Artinya: "Sembahlah Allah dan janganlah kamu mempersekutukan-Nya dengan sesuatupun. Dan berbuat baiklah kepada dua orang ibu-bapa, karib-kerabat, anak-anak yatim, orang-orang miskin, tetangga yang dekat dan tetangga yang jauh, dan teman sejawat, ibnu sabil dan hamba sahayamu." (QS An Nisa: 36).
Masih ada perintah senada terdapat dalam surat Al Baqarah ayat 83, juga surat Al Isra ayat 23 dan surat Luqman ayat 14. Bahkan Rasulullah Saw menyebutkan bahwa redha Allah Swt sangat tergantung dengan redha orang tua.
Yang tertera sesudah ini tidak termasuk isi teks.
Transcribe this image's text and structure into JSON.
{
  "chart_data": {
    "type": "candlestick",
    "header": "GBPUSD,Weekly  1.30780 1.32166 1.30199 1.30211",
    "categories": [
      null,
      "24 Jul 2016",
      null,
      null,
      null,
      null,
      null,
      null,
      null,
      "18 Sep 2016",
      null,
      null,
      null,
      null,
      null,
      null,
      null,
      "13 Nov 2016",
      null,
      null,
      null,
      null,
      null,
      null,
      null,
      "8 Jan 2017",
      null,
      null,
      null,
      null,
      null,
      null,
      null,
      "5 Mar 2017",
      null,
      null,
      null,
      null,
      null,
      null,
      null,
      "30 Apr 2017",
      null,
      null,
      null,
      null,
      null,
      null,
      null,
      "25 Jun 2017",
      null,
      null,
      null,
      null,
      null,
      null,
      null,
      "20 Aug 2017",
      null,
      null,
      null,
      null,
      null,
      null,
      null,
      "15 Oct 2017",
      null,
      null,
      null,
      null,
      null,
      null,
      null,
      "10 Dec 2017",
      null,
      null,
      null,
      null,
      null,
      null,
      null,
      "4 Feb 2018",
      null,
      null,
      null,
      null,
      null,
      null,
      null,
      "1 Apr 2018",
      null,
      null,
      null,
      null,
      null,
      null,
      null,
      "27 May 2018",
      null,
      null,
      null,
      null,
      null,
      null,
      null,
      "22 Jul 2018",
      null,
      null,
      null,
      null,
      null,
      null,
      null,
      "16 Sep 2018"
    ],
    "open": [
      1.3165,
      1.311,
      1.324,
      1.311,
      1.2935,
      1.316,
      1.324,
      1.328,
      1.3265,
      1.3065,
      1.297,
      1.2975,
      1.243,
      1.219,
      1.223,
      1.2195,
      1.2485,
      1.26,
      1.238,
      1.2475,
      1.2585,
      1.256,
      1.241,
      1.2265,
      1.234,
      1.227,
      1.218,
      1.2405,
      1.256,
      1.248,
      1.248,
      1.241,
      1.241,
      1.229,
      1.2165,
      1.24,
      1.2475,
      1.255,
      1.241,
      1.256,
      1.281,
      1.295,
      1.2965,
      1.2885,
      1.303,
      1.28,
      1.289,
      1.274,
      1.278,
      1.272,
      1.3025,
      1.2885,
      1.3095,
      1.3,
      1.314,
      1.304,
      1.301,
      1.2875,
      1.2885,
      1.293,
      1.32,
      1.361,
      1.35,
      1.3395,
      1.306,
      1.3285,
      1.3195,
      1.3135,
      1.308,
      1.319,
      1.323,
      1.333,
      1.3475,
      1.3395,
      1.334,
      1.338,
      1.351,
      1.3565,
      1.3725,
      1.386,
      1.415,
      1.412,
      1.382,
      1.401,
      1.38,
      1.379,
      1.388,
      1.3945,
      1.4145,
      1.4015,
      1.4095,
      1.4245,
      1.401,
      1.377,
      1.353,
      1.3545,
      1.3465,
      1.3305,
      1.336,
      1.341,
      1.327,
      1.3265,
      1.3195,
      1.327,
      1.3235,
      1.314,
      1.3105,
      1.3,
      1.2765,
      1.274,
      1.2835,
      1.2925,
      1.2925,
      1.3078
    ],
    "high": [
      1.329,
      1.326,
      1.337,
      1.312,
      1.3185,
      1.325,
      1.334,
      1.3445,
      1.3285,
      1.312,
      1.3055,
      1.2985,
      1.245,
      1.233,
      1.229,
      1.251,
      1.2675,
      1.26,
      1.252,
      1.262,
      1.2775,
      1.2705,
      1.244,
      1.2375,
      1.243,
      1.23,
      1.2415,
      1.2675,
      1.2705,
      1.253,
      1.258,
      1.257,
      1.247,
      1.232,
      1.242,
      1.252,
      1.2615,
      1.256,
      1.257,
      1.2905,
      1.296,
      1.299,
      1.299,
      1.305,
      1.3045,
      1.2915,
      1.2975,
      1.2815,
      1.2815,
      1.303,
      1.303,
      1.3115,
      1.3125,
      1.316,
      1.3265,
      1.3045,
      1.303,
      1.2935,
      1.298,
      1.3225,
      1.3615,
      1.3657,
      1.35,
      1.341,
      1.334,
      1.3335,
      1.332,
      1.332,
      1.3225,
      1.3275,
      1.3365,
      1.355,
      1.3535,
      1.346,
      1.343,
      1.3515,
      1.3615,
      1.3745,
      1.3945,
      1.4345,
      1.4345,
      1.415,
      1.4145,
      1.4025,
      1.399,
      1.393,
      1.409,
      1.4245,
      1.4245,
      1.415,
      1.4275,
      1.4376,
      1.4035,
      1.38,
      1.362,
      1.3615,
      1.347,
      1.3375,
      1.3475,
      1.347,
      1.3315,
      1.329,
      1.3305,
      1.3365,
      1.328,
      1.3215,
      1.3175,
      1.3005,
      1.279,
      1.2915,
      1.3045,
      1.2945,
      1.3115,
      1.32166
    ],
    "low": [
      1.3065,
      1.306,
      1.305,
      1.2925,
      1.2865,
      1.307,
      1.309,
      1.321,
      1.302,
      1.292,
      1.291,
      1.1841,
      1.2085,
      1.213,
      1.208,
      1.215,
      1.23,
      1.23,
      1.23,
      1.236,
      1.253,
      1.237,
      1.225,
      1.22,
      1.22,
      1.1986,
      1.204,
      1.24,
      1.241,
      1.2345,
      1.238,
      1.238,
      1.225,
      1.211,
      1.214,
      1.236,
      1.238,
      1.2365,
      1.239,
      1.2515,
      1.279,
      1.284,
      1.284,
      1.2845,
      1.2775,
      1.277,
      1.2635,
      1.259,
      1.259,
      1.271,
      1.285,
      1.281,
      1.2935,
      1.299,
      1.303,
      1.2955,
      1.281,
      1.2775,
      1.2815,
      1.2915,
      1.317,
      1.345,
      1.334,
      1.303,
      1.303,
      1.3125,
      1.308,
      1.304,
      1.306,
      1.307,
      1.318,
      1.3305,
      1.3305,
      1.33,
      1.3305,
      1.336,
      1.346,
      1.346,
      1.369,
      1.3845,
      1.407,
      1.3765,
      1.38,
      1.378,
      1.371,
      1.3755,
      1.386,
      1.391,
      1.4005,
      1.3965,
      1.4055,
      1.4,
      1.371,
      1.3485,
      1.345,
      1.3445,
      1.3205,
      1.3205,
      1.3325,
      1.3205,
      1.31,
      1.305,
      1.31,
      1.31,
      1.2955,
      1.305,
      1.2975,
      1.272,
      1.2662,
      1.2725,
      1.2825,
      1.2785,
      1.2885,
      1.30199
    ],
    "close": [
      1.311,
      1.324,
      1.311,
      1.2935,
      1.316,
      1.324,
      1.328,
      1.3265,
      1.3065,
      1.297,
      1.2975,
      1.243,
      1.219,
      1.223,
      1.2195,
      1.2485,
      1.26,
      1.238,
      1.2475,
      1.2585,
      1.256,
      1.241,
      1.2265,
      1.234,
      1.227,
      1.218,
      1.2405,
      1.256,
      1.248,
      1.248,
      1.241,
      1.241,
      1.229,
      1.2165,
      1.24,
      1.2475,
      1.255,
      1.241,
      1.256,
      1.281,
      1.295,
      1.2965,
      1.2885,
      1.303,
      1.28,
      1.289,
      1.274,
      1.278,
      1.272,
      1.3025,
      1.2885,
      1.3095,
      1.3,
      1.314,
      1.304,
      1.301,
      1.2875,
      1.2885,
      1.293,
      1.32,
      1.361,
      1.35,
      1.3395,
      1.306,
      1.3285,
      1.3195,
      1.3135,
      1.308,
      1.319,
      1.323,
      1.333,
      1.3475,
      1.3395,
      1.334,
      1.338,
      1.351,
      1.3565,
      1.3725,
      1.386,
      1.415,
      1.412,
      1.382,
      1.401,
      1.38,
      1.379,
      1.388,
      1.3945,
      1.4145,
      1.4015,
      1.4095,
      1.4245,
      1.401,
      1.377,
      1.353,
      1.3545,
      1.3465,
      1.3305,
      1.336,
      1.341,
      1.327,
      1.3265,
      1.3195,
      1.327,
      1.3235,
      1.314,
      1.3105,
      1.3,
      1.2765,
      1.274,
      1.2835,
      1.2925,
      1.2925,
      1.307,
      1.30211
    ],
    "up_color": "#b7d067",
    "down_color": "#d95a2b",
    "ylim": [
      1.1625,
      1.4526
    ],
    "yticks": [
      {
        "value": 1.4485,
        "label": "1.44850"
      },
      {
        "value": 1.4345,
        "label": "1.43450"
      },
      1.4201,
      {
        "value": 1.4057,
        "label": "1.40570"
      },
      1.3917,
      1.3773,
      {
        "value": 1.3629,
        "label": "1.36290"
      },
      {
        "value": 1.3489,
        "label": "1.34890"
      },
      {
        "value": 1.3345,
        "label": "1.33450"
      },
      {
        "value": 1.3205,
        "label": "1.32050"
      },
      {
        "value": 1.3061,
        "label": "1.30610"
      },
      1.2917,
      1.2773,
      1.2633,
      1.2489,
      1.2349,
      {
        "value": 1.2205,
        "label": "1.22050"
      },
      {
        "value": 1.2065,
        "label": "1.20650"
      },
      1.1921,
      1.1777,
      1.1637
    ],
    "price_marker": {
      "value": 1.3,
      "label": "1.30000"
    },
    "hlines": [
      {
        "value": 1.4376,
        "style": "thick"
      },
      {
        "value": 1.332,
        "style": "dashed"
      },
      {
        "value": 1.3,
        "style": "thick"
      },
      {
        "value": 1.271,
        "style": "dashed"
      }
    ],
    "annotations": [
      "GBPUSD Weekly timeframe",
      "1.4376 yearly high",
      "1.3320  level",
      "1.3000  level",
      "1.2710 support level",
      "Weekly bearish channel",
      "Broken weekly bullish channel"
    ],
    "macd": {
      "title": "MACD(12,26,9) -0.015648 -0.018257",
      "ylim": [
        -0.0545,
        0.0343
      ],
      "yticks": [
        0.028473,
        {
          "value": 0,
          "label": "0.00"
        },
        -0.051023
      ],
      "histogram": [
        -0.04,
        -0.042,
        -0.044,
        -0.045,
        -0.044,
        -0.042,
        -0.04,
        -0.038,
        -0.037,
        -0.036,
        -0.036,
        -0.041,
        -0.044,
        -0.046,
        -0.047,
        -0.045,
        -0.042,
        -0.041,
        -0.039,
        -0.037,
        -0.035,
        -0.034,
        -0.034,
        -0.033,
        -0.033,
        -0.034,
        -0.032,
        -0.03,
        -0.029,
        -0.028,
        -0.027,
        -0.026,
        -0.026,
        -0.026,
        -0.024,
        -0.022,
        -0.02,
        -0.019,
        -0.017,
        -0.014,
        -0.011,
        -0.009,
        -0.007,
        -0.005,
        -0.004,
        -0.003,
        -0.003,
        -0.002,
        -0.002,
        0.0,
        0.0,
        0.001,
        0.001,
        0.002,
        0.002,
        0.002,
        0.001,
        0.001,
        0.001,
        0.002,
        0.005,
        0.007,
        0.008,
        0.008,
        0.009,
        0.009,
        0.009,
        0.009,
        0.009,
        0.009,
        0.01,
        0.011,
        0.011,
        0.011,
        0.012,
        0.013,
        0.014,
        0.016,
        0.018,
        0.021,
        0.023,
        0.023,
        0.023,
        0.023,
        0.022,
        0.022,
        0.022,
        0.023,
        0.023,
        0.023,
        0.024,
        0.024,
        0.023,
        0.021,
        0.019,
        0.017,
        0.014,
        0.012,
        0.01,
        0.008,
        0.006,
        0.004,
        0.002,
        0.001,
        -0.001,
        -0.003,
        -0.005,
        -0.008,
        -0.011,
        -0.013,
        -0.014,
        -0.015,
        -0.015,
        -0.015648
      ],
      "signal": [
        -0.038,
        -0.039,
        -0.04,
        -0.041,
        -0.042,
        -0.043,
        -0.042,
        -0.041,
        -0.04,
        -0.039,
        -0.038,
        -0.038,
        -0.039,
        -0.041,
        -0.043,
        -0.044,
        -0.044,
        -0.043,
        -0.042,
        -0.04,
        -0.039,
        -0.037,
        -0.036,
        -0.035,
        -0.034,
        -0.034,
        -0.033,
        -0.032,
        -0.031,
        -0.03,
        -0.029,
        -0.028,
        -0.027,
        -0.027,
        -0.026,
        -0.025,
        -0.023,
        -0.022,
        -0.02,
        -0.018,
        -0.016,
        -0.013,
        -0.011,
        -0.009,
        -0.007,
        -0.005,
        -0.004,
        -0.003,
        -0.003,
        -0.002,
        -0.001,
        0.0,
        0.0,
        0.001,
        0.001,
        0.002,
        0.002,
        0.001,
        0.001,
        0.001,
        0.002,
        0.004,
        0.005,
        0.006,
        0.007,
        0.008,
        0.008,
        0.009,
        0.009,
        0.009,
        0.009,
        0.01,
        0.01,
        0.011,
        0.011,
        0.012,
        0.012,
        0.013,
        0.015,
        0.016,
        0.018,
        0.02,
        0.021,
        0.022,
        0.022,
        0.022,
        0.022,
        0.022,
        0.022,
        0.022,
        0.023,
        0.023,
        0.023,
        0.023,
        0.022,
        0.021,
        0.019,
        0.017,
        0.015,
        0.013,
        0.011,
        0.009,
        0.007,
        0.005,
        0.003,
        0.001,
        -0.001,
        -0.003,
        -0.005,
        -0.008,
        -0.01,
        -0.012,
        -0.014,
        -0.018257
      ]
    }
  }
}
Sebagaimana terdapat di dalam hadits dari Abdullah bin 'Umar, Rasulullah Saw berkata:
رِضَا الرَّبِّ فِي رِضَا الْوَالِدِ وَ سَخَطُ الرَّبِّ فِي سَخَطِ الْوَالِدِ. (رواه الترميذي)
Artinya: "Ridha Allah tergantung pada ridha orangtua dan murka Allah tergantung pada murka orangtua." (HR. Tirmidzi)
Dengan ayat dan hadits di atas dapat dipahami bahwa berbakti dan menghormati kedua orang tua adalah sebuah ibadah yang sangat mulia dan akan mendatangkan redha dari Allah Swt.
𝗠𝗲𝗻𝗰𝗲𝗹𝗮 𝗼𝗿𝗮𝗻𝗴 𝘁𝘂𝗮 𝘁𝗲𝗺𝗮𝗻 𝗯𝗲𝗿𝗮𝗿𝘁𝗶 𝗺𝗲𝗻𝗰𝗲𝗹𝗮 𝗼𝗿𝗮𝗻𝗴 𝘁𝘂𝗮 𝘀𝗲𝗻𝗱𝗶𝗿𝗶
Disamping perintah Allah Swt untuk menghormati orang tua, Allah Swt mengharamkan perbuatan mencela dan menghardik mereka dengan kata-kata yang kasar. Allah Swt berfirman:
اِمَّا يَبْلُغَنَّ عِنْدَكَ الْكِبَرَ اَحَدُهُمَآ اَوْ كِلٰهُمَا فَلَا تَقُلْ لَّهُمَآ اُفٍّ وَّلَا تَنْهَرْهُمَا وَقُلْ لَّهُمَا قَوْلًا كَرِيْمًا. (الإسراء: 23)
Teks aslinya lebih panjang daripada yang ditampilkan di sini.